What is Microsoft doing at the firmware level for azure?

pjmlp · on Aug 25, 2023

For example,

https://techcommunity.microsoft.com/t5/microsoft-defender-fo...

https://techcommunity.microsoft.com/t5/azure-infrastructure-...

yencabulator · on Aug 25, 2023

gVisor uses KVM or ptrace as its sandbox layer, and there's some indications that Google's internal fork uses an unpublished kernel mechanism, perhaps by extending seccomp (EDIT: It seems this has made its way to the outside world since I last looked. `systrap` is now default: https://gvisor.dev/docs/architecture_guide/platforms/ ). It's fake-kernel-in-userspace then sandboxed by seccomp.

Saying gVisor is "ultimately enforced by a normal kernel" is about as misleading & accurate as "KVM is enforced by a normal kernel" -- it is, but it's a very narrow boundary, not the usual syscall ABI.

sharts · on Aug 25, 2023

I think bryan cantrill founded a company (joyent? or triton?) to do just that several years ago. It may have been based on solaris/smartos zones which is that exact use case w/ very secure/isolated containers.

abwizz · on Aug 25, 2023

althou it came with linux binary compat (of unknown quality) i think the solaris thing was just too off putting for most customers and the company did not do very well

NexRebular · on Aug 25, 2023

Triton is now being developed by MNX Solutions and seems to be doing quite well.

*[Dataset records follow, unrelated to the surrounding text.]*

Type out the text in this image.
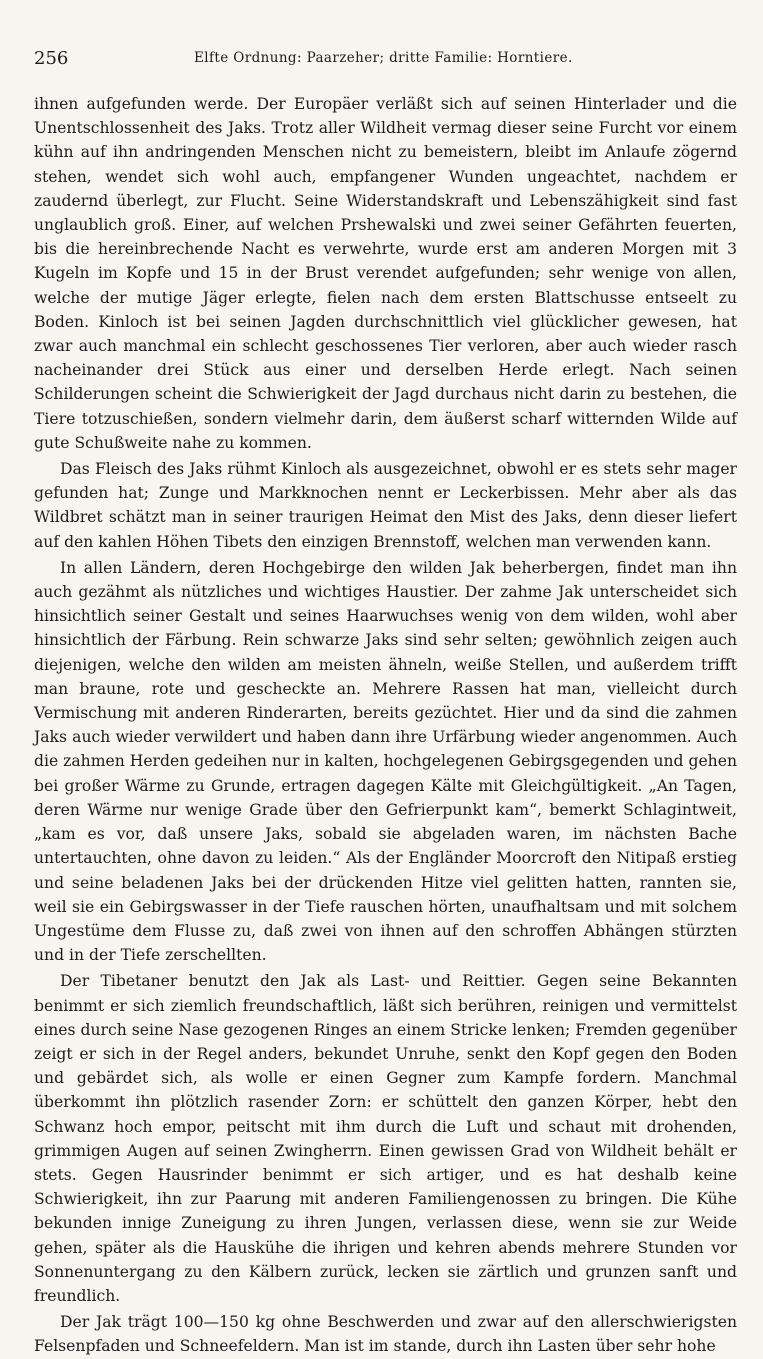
256	Elfte Ordnung: Paarzeher; dritte Familie: Horntiere.

ihnen aufgefunden werde. Der Europäer verläßt sich auf seinen Hinterlader und die Unentschlossenheit des Jaks. Trotz aller Wildheit vermag dieser seine Furcht vor einem kühn auf ihn andringenden Menschen nicht zu bemeistern, bleibt im Anlaufe zögernd stehen, wendet sich wohl auch, empfangener Wunden ungeachtet, nachdem er zaudernd überlegt, zur Flucht. Seine Widerstandskraft und Lebenszähigkeit sind fast unglaublich groß. Einer, auf welchen Prshewalski und zwei seiner Gefährten feuerten, bis die hereinbrechende Nacht es verwehrte, wurde erst am anderen Morgen mit 3 Kugeln im Kopfe und 15 in der Brust verendet aufgefunden; sehr wenige von allen, welche der mutige Jäger erlegte, fielen nach dem ersten Blattschusse entseelt zu Boden. Kinloch ist bei seinen Jagden durchschnittlich viel glücklicher gewesen, hat zwar auch manchmal ein schlecht geschossenes Tier verloren, aber auch wieder rasch nacheinander drei Stück aus einer und derselben Herde erlegt. Nach seinen Schilderungen scheint die Schwierigkeit der Jagd durchaus nicht darin zu bestehen, die Tiere totzuschießen, sondern vielmehr darin, dem äußerst scharf witternden Wilde auf gute Schußweite nahe zu kommen.

Das Fleisch des Jaks rühmt Kinloch als ausgezeichnet, obwohl er es stets sehr mager gefunden hat; Zunge und Markknochen nennt er Leckerbissen. Mehr aber als das Wildbret schätzt man in seiner traurigen Heimat den Mist des Jaks, denn dieser liefert auf den kahlen Höhen Tibets den einzigen Brennstoff, welchen man verwenden kann.

In allen Ländern, deren Hochgebirge den wilden Jak beherbergen, findet man ihn auch gezähmt als nützliches und wichtiges Haustier. Der zahme Jak unterscheidet sich hinsichtlich seiner Gestalt und seines Haarwuchses wenig von dem wilden, wohl aber hinsichtlich der Färbung. Rein schwarze Jaks sind sehr selten; gewöhnlich zeigen auch diejenigen, welche den wilden am meisten ähneln, weiße Stellen, und außerdem trifft man braune, rote und gescheckte an. Mehrere Rassen hat man, vielleicht durch Vermischung mit anderen Rinderarten, bereits gezüchtet. Hier und da sind die zahmen Jaks auch wieder verwildert und haben dann ihre Urfärbung wieder angenommen. Auch die zahmen Herden gedeihen nur in kalten, hochgelegenen Gebirgsgegenden und gehen bei großer Wärme zu Grunde, ertragen dagegen Kälte mit Gleichgültigkeit. „An Tagen, deren Wärme nur wenige Grade über den Gefrierpunkt kam“, bemerkt Schlagintweit, „kam es vor, daß unsere Jaks, sobald sie abgeladen waren, im nächsten Bache untertauchten, ohne davon zu leiden.“ Als der Engländer Moorcroft den Nitipaß erstieg und seine beladenen Jaks bei der drückenden Hitze viel gelitten hatten, rannten sie, weil sie ein Gebirgswasser in der Tiefe rauschen hörten, unaufhaltsam und mit solchem Ungestüme dem Flusse zu, daß zwei von ihnen auf den schroffen Abhängen stürzten und in der Tiefe zerschellten.

Der Tibetaner benutzt den Jak als Last- und Reittier. Gegen seine Bekannten benimmt er sich ziemlich freundschaftlich, läßt sich berühren, reinigen und vermittelst eines durch seine Nase gezogenen Ringes an einem Stricke lenken; Fremden gegenüber zeigt er sich in der Regel anders, bekundet Unruhe, senkt den Kopf gegen den Boden und gebärdet sich, als wolle er einen Gegner zum Kampfe fordern. Manchmal überkommt ihn plötzlich rasender Zorn: er schüttelt den ganzen Körper, hebt den Schwanz hoch empor, peitscht mit ihm durch die Luft und schaut mit drohenden, grimmigen Augen auf seinen Zwingherrn. Einen gewissen Grad von Wildheit behält er stets. Gegen Hausrinder benimmt er sich artiger, und es hat deshalb keine Schwierigkeit, ihn zur Paarung mit anderen Familiengenossen zu bringen. Die Kühe bekunden innige Zuneigung zu ihren Jungen, verlassen diese, wenn sie zur Weide gehen, später als die Hauskühe die ihrigen und kehren abends mehrere Stunden vor Sonnenuntergang zu den Kälbern zurück, lecken sie zärtlich und grunzen sanft und freundlich.

Der Jak trägt 100—150 kg ohne Beschwerden und zwar auf den allerschwierigsten Felsenpfaden und Schneefeldern. Man ist im stande, durch ihn Lasten über sehr hohe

We run Triton and SmartOS in production and the linux compatibility works via lx-zones just fine. Only some of the linux-locked software, which usually means docker, needs to go inside a bhyve VM.

basique · on Aug 24, 2023

Aren't Cloudflare Workers multitenant? Although, if you want to be cynical, that could be a reason they aren't 'enterprise grade™'.

tyingq · on Aug 24, 2023

They are using v8 isolates, which is maybe easier to do in a sound way than the whole broad space of containers. Previous discussion: https://news.ycombinator.com/item?id=31740885

rewmie · on Aug 24, 2023

> There's no way an "enterprise grade" cloud vendor like AWS would allow co-tenancy of containers (...)

I don't think your beliefs are well founded. AWS's EC2 by default only supoprts shared tenancy, and dedicated instances are a premium service.

tptacek · on Aug 24, 2023

I take them to mean shared kernels.

cthalupa · on Aug 25, 2023

But the parent specifically called out co-tenancy of /containers/. EC2 instances are not containers.

mochomocha · on Aug 24, 2023

Both Lambda firecracker VMs and t2 instances are multi-tenant and oversubscribed.

tptacek · on Aug 24, 2023

I take them to mean "multiple tenants sharing a kernel"; I think everyone understands that AWS and GCP have multitenant hypervisor hosts.